Not only this, sometimes it's hard for me to even empathise with my peers. I cannot understand people crying over results, people sad because they have a quarrel with their friends etc etc. Maybe it's because I have never attached a great significance to these things. Even if they happen to me, I will not be as affected as my friends who also experience them.
Back to the service part, to make myself feel the people, I try to imagine being one of them, which is the best I can do. Imagine if I am an urban poor, living in a crammed apartment with electricity and water occasionally cut off. I have no decent food to eat except for porridge, in which I'll still be starving after the meal. Will I want someone to give me food? Of course. But still, this does not resolve the root of the issue.
I feel that there's something very wrong with our society. We have all the NGOs who are actively helping out the "less fortunate" and students doing CIP and all that. But these actions should be completely voluntary and out of kindness. It is not their obligation. Moreover, there's some things that they can't do. You can help to organise and clean the house, but can you change it to a bigger house for a family of five living in a one room flat? You can't. It's the government's responsibility, but now the government is pushing the responsibility to the NGOs, expecting them to be the ones taking care of everything...

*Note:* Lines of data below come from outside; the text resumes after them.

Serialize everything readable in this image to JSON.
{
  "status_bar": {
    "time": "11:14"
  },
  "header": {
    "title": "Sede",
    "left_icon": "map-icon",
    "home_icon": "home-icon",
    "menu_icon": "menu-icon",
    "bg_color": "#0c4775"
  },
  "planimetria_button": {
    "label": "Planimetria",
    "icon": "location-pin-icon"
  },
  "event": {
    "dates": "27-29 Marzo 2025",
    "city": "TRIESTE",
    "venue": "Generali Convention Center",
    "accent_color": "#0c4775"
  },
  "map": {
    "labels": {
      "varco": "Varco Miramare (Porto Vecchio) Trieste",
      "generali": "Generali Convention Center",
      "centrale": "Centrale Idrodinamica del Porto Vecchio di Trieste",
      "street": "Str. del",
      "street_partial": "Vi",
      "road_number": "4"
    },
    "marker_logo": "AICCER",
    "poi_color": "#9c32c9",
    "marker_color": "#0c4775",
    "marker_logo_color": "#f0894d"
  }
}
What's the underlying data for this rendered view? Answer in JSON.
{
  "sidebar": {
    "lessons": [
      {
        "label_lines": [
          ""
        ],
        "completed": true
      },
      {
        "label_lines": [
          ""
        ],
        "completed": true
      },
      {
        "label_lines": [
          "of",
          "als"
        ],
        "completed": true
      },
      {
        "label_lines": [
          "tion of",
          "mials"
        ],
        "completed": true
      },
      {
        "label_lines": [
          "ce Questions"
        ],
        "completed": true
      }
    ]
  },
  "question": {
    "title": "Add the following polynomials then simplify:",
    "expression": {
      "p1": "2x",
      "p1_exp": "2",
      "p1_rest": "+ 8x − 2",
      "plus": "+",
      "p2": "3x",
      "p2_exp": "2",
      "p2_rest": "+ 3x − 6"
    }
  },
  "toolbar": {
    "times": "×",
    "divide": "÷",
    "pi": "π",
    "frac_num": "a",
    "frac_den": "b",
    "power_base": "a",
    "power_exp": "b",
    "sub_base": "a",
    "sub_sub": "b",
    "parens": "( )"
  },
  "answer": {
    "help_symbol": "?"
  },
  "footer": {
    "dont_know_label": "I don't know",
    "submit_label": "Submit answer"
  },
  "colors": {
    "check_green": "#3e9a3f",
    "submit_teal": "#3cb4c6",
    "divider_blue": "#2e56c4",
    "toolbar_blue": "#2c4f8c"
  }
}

Sorry I'm writing very incoherently. Basically the reason I started this post is because I realise there are people who really feel the pain of the people suffering and who will feel very happy for people they have managed to help. This make me feel somewhat bad about myself, because I simply fail to do that. Maybe I'm over-critical, but I tend to look at issues from a (relative) objective angle and find out the real reason to a problem in order to solve it completely. Yes, it's true that service can help people, but not in a very significant way in my opinion. The problem still persists.
And shall I do something to make me empathise more? It's very difficult, unless I'm really being put into that condition, which I refuse. Maybe people are born different, so some are meant to deal better with people and emotions while others better with systems and inventions. Either way, you can make a positive change to the world. The world will always have a place for you.